I urge you to do what you can to overcome your feelings of
guilt and carve out time for yourself on a regular basis. Caregiving is demanding, exhausting, and often thankless work, and caregivers are at high risk for depression and other health problems. You need to take care of yourself, or you won't be able to effectively care for your mother.
Are there other relatives or friends who can care for your mother on an occasional (but regular) basis, so you can count on an afternoon off every week, a regular night out, and a weekend off now and then? Contact your Area Agency on Aging, and ask about respite care resources available in your community. They may also be able to provide the names of adult day care centers, and reliable caregivers for hire.

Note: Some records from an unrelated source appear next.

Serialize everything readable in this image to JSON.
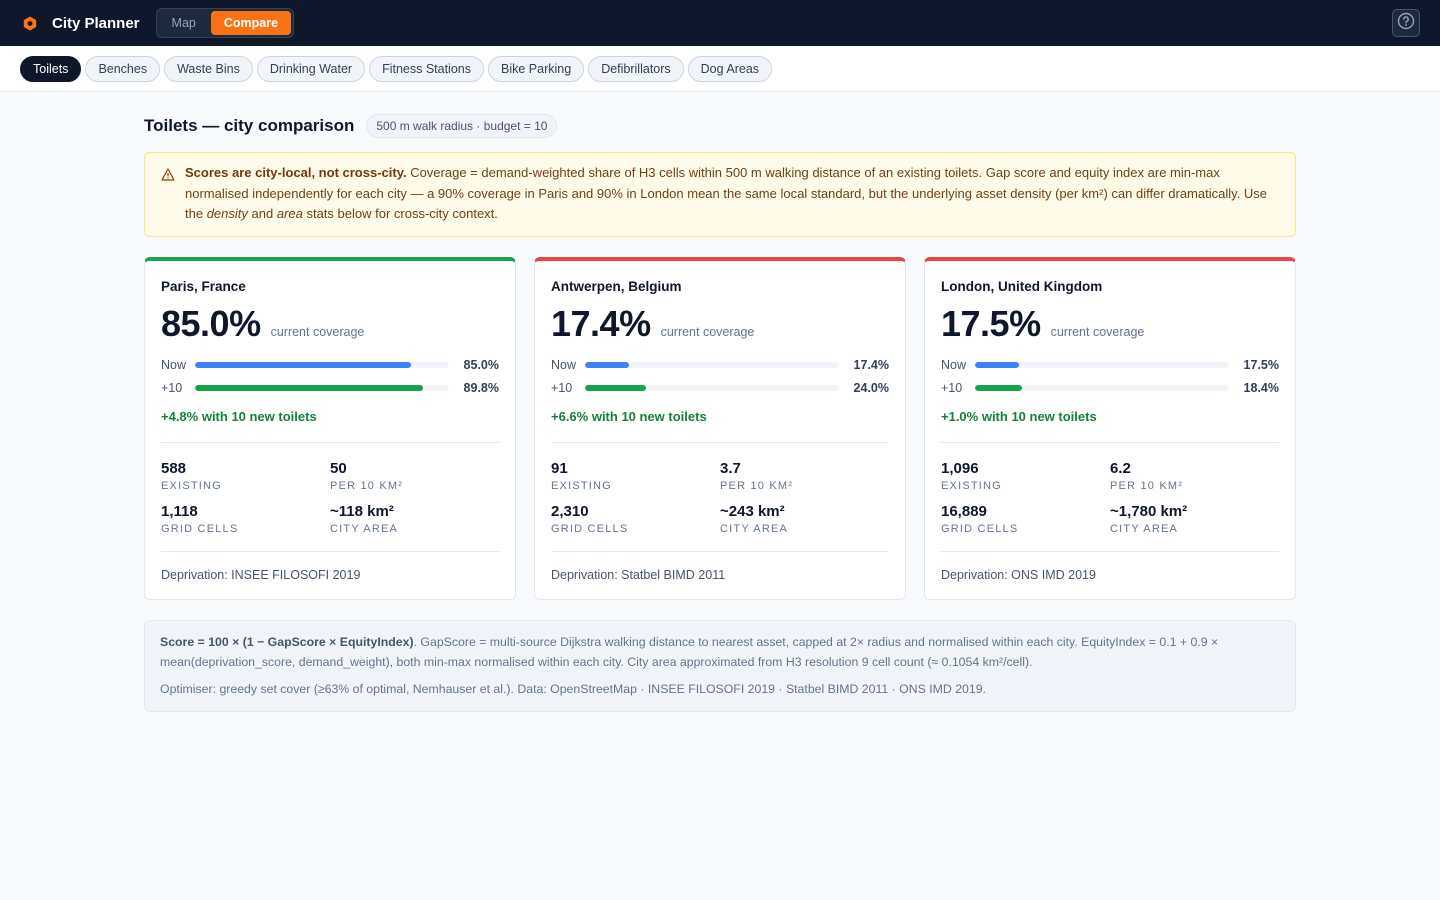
{
  "app": {
    "title": "City Planner",
    "brand_color": "#f97316"
  },
  "modes": [
    {
      "label": "Map",
      "active": false
    },
    {
      "label": "Compare",
      "active": true
    }
  ],
  "help_icon": "question-circle-icon",
  "categories": [
    "Toilets",
    "Benches",
    "Waste Bins",
    "Drinking Water",
    "Fitness Stations",
    "Bike Parking",
    "Defibrillators",
    "Dog Areas"
  ],
  "active_category": "Toilets",
  "page": {
    "title": "Toilets — city comparison",
    "params": "500 m walk radius · budget = 10"
  },
  "notice": {
    "icon": "warning-icon",
    "lead": "Scores are city-local, not cross-city.",
    "part1": " Coverage = demand-weighted share of H3 cells within 500 m walking distance of an existing toilets. Gap score and equity index are min-max normalised independently for each city — a 90% coverage in Paris and 90% in London mean the same local standard, but the underlying asset density (per km²) can differ dramatically. Use the ",
    "em1": "density",
    "part2": " and ",
    "em2": "area",
    "part3": " stats below for cross-city context."
  },
  "labels": {
    "caption": "current coverage",
    "now": "Now",
    "plus10": "+10",
    "existing": "EXISTING",
    "density": "PER 10 KM²",
    "grid": "GRID CELLS",
    "area": "CITY AREA"
  },
  "cities": [
    {
      "name": "Paris, France",
      "coverage": "85.0%",
      "now": 0.85,
      "now_label": "85.0%",
      "after": 0.898,
      "after_label": "89.8%",
      "gain": "+4.8% with 10 new toilets",
      "existing": "588",
      "density": "50",
      "grid_cells": "1,118",
      "area": "~118 km²",
      "source": "Deprivation: INSEE FILOSOFI 2019",
      "accent": "#16a34a"
    },
    {
      "name": "Antwerpen, Belgium",
      "coverage": "17.4%",
      "now": 0.174,
      "now_label": "17.4%",
      "after": 0.24,
      "after_label": "24.0%",
      "gain": "+6.6% with 10 new toilets",
      "existing": "91",
      "density": "3.7",
      "grid_cells": "2,310",
      "area": "~243 km²",
      "source": "Deprivation: Statbel BIMD 2011",
      "accent": "#ef4444"
    },
    {
      "name": "London, United Kingdom",
      "coverage": "17.5%",
      "now": 0.175,
      "now_label": "17.5%",
      "after": 0.184,
      "after_label": "18.4%",
      "gain": "+1.0% with 10 new toilets",
      "existing": "1,096",
      "density": "6.2",
      "grid_cells": "16,889",
      "area": "~1,780 km²",
      "source": "Deprivation: ONS IMD 2019",
      "accent": "#ef4444"
    }
  ],
  "footnote": {
    "formula": "Score = 100 × (1 − GapScore × EquityIndex)",
    "text1": ". GapScore = multi-source Dijkstra walking distance to nearest asset, capped at 2× radius and normalised within each city. EquityIndex = 0.1 + 0.9 × mean(deprivation_score, demand_weight), both min-max normalised within each city. City area approximated from H3 resolution 9 cell count (≈ 0.1054 km²/cell).",
    "text2": "Optimiser: greedy set cover (≥63% of optimal, Nemhauser et al.). Data: OpenStreetMap · INSEE FILOSOFI 2019 · Statbel BIMD 2011 · ONS IMD 2019."
  }
}
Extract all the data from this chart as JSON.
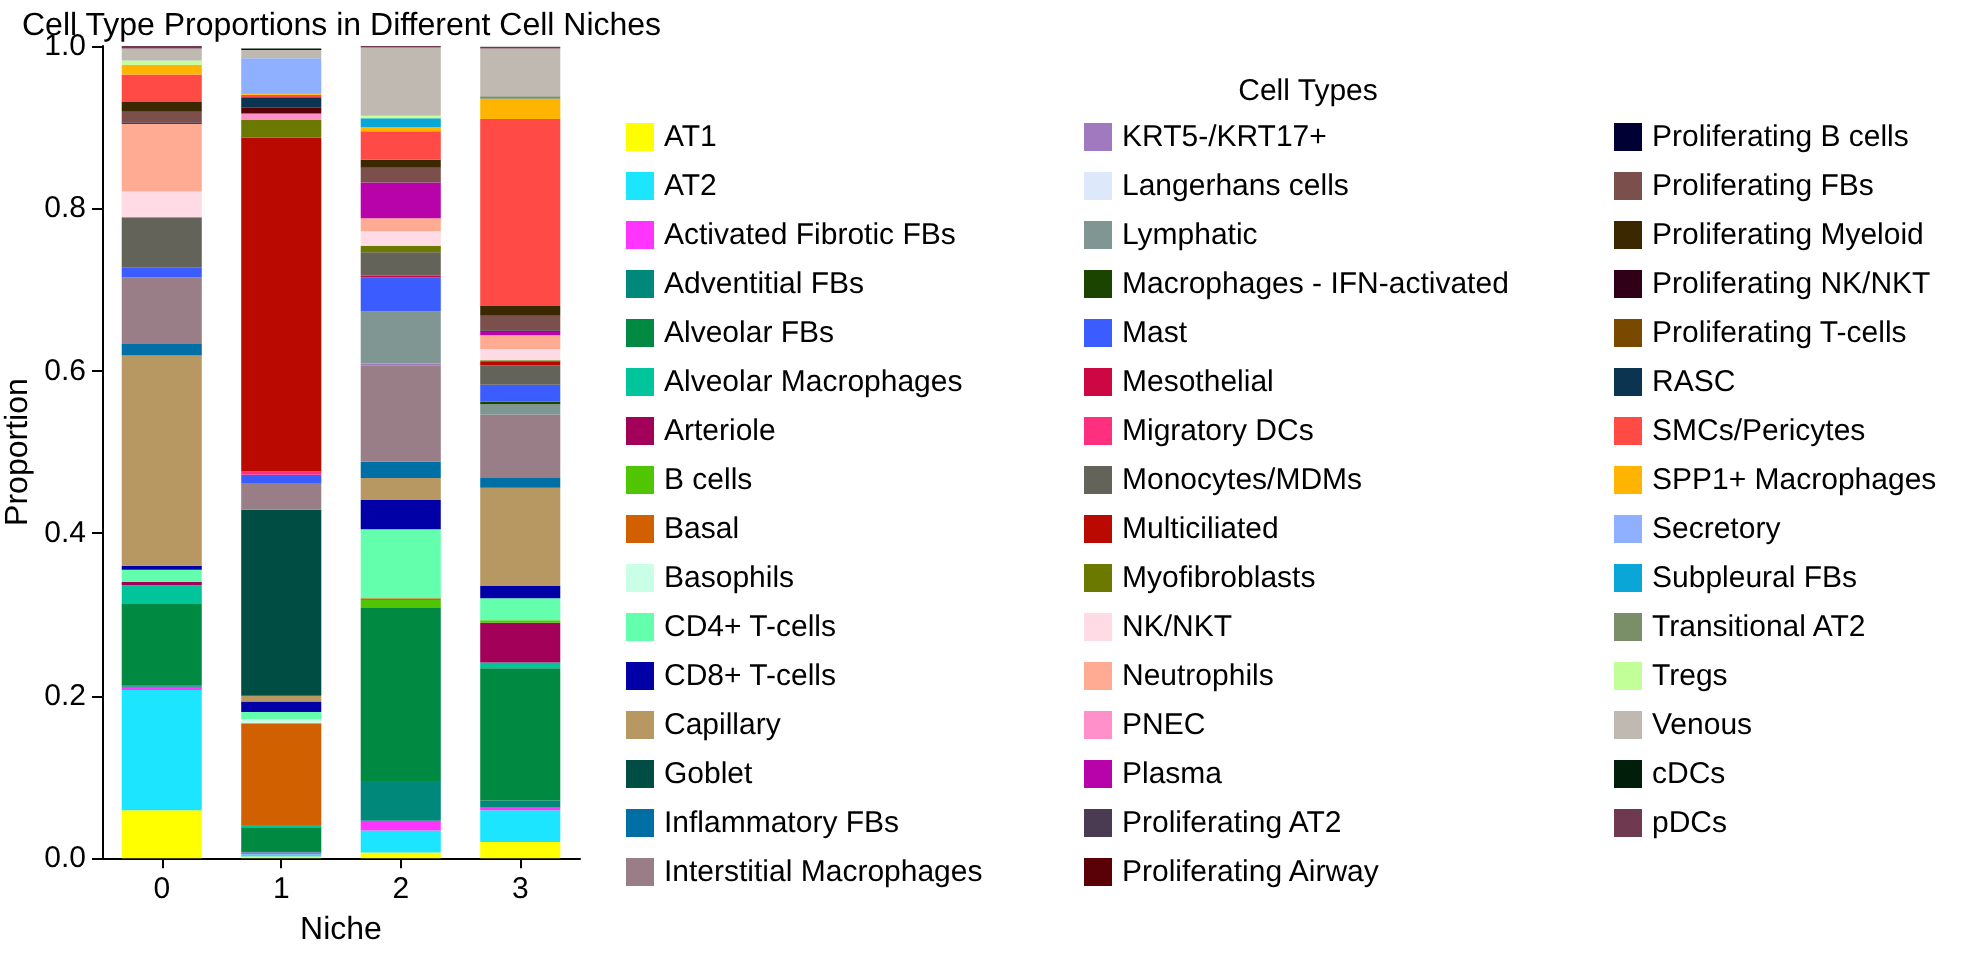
{
  "chart_data": {
    "type": "bar",
    "stacked": true,
    "title": "Cell Type Proportions in Different Cell Niches",
    "xlabel": "Niche",
    "ylabel": "Proportion",
    "legend_title": "Cell Types",
    "legend": "right",
    "grid": false,
    "categories": [
      "0",
      "1",
      "2",
      "3"
    ],
    "ylim": [
      0,
      1
    ],
    "yticks": [
      {
        "value": 0,
        "label": "0.0"
      },
      {
        "value": 0.2,
        "label": "0.2"
      },
      {
        "value": 0.4,
        "label": "0.4"
      },
      {
        "value": 0.6,
        "label": "0.6"
      },
      {
        "value": 0.8,
        "label": "0.8"
      },
      {
        "value": 1,
        "label": "1.0"
      }
    ],
    "series": [
      {
        "name": "AT1",
        "color": "#ffff00",
        "values": [
          0.059,
          0.002,
          0.007,
          0.02
        ]
      },
      {
        "name": "AT2",
        "color": "#1ce6ff",
        "values": [
          0.148,
          0.003,
          0.027,
          0.039
        ]
      },
      {
        "name": "Activated Fibrotic FBs",
        "color": "#ff34ff",
        "values": [
          0.004,
          0.002,
          0.012,
          0.004
        ]
      },
      {
        "name": "Adventitial FBs",
        "color": "#00897b",
        "values": [
          0.002,
          0.002,
          0.049,
          0.008
        ]
      },
      {
        "name": "Alveolar FBs",
        "color": "#008941",
        "values": [
          0.1,
          0.029,
          0.213,
          0.163
        ]
      },
      {
        "name": "Alveolar Macrophages",
        "color": "#00c49a",
        "values": [
          0.023,
          0.003,
          0,
          0.007
        ]
      },
      {
        "name": "Arteriole",
        "color": "#a30059",
        "values": [
          0.004,
          0,
          0,
          0.049
        ]
      },
      {
        "name": "B cells",
        "color": "#4fc601",
        "values": [
          0,
          0,
          0.01,
          0.003
        ]
      },
      {
        "name": "Basal",
        "color": "#d16100",
        "values": [
          0,
          0.125,
          0.002,
          0
        ]
      },
      {
        "name": "Basophils",
        "color": "#c8ffe6",
        "values": [
          0,
          0.005,
          0,
          0
        ]
      },
      {
        "name": "CD4+ T-cells",
        "color": "#63ffac",
        "values": [
          0.015,
          0.009,
          0.085,
          0.027
        ]
      },
      {
        "name": "CD8+ T-cells",
        "color": "#0000a6",
        "values": [
          0.005,
          0.013,
          0.036,
          0.015
        ]
      },
      {
        "name": "Capillary",
        "color": "#b79762",
        "values": [
          0.259,
          0.007,
          0.027,
          0.121
        ]
      },
      {
        "name": "Goblet",
        "color": "#004d43",
        "values": [
          0,
          0.229,
          0,
          0
        ]
      },
      {
        "name": "Inflammatory FBs",
        "color": "#006fa6",
        "values": [
          0.014,
          0,
          0.02,
          0.012
        ]
      },
      {
        "name": "Interstitial Macrophages",
        "color": "#997d87",
        "values": [
          0.082,
          0.032,
          0.119,
          0.078
        ]
      },
      {
        "name": "KRT5-/KRT17+",
        "color": "#a079bf",
        "values": [
          0,
          0,
          0.002,
          0
        ]
      },
      {
        "name": "Langerhans cells",
        "color": "#dde9fa",
        "values": [
          0,
          0,
          0,
          0
        ]
      },
      {
        "name": "Lymphatic",
        "color": "#809693",
        "values": [
          0,
          0,
          0.064,
          0.013
        ]
      },
      {
        "name": "Macrophages - IFN-activated",
        "color": "#1b4400",
        "values": [
          0,
          0,
          0,
          0.003
        ]
      },
      {
        "name": "Mast",
        "color": "#3b5dff",
        "values": [
          0.012,
          0.011,
          0.042,
          0.021
        ]
      },
      {
        "name": "Mesothelial",
        "color": "#cc0744",
        "values": [
          0,
          0,
          0.002,
          0
        ]
      },
      {
        "name": "Migratory DCs",
        "color": "#ff2f80",
        "values": [
          0,
          0.004,
          0,
          0
        ]
      },
      {
        "name": "Monocytes/MDMs",
        "color": "#636359",
        "values": [
          0.062,
          0,
          0.029,
          0.024
        ]
      },
      {
        "name": "Multiciliated",
        "color": "#ba0900",
        "values": [
          0,
          0.411,
          0,
          0.004
        ]
      },
      {
        "name": "Myofibroblasts",
        "color": "#6b7900",
        "values": [
          0,
          0.022,
          0.008,
          0.002
        ]
      },
      {
        "name": "NK/NKT",
        "color": "#ffdbe5",
        "values": [
          0.032,
          0,
          0.018,
          0.014
        ]
      },
      {
        "name": "Neutrophils",
        "color": "#ffaa92",
        "values": [
          0.083,
          0,
          0.016,
          0.017
        ]
      },
      {
        "name": "PNEC",
        "color": "#ff90c9",
        "values": [
          0,
          0.008,
          0,
          0
        ]
      },
      {
        "name": "Plasma",
        "color": "#b903aa",
        "values": [
          0,
          0,
          0.044,
          0.004
        ]
      },
      {
        "name": "Proliferating AT2",
        "color": "#4a3b53",
        "values": [
          0.002,
          0,
          0,
          0.002
        ]
      },
      {
        "name": "Proliferating Airway",
        "color": "#5a0007",
        "values": [
          0,
          0.007,
          0,
          0
        ]
      },
      {
        "name": "Proliferating B cells",
        "color": "#000035",
        "values": [
          0,
          0,
          0,
          0
        ]
      },
      {
        "name": "Proliferating FBs",
        "color": "#7b4f4b",
        "values": [
          0.013,
          0,
          0.018,
          0.018
        ]
      },
      {
        "name": "Proliferating Myeloid",
        "color": "#3b2700",
        "values": [
          0.012,
          0,
          0.01,
          0.012
        ]
      },
      {
        "name": "Proliferating NK/NKT",
        "color": "#300018",
        "values": [
          0,
          0,
          0,
          0
        ]
      },
      {
        "name": "Proliferating T-cells",
        "color": "#7a4900",
        "values": [
          0,
          0,
          0,
          0
        ]
      },
      {
        "name": "RASC",
        "color": "#0a3450",
        "values": [
          0,
          0.013,
          0,
          0
        ]
      },
      {
        "name": "SMCs/Pericytes",
        "color": "#ff4a46",
        "values": [
          0.034,
          0.003,
          0.035,
          0.23
        ]
      },
      {
        "name": "SPP1+ Macrophages",
        "color": "#ffb500",
        "values": [
          0.012,
          0.002,
          0.005,
          0.025
        ]
      },
      {
        "name": "Secretory",
        "color": "#8fb0ff",
        "values": [
          0,
          0.043,
          0,
          0
        ]
      },
      {
        "name": "Subpleural FBs",
        "color": "#0aa6d8",
        "values": [
          0,
          0,
          0.011,
          0
        ]
      },
      {
        "name": "Transitional AT2",
        "color": "#7a8f68",
        "values": [
          0,
          0,
          0,
          0.003
        ]
      },
      {
        "name": "Tregs",
        "color": "#c2ff99",
        "values": [
          0.005,
          0,
          0.003,
          0
        ]
      },
      {
        "name": "Venous",
        "color": "#c0b9b2",
        "values": [
          0.015,
          0.01,
          0.084,
          0.059
        ]
      },
      {
        "name": "cDCs",
        "color": "#001e09",
        "values": [
          0,
          0.002,
          0,
          0
        ]
      },
      {
        "name": "pDCs",
        "color": "#6f3a4f",
        "values": [
          0.003,
          0,
          0.002,
          0.002
        ]
      }
    ]
  }
}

It will be difficult for you to avoid guilt feelings, of course, if your mother is unhappy when you go out, or resists the care of others. You don't want to make her unhappy, of course, but as long as she is in a safe, comfortable situation, you need to give yourself permission to leave her now and then. If you don't, you will only become more exhausted, burned out, and resentful, and then you'll be no good to anyone -- especially your mother. With luck, your mother will find that she enjoys her new caregivers and/or adult day care companions, and will gradually begin to enjoy the breaks as much as you do.
You may also benefit from attending a caregiver support group, where you'll meet others who share your experience, and will be able to provide advice and a sense of community.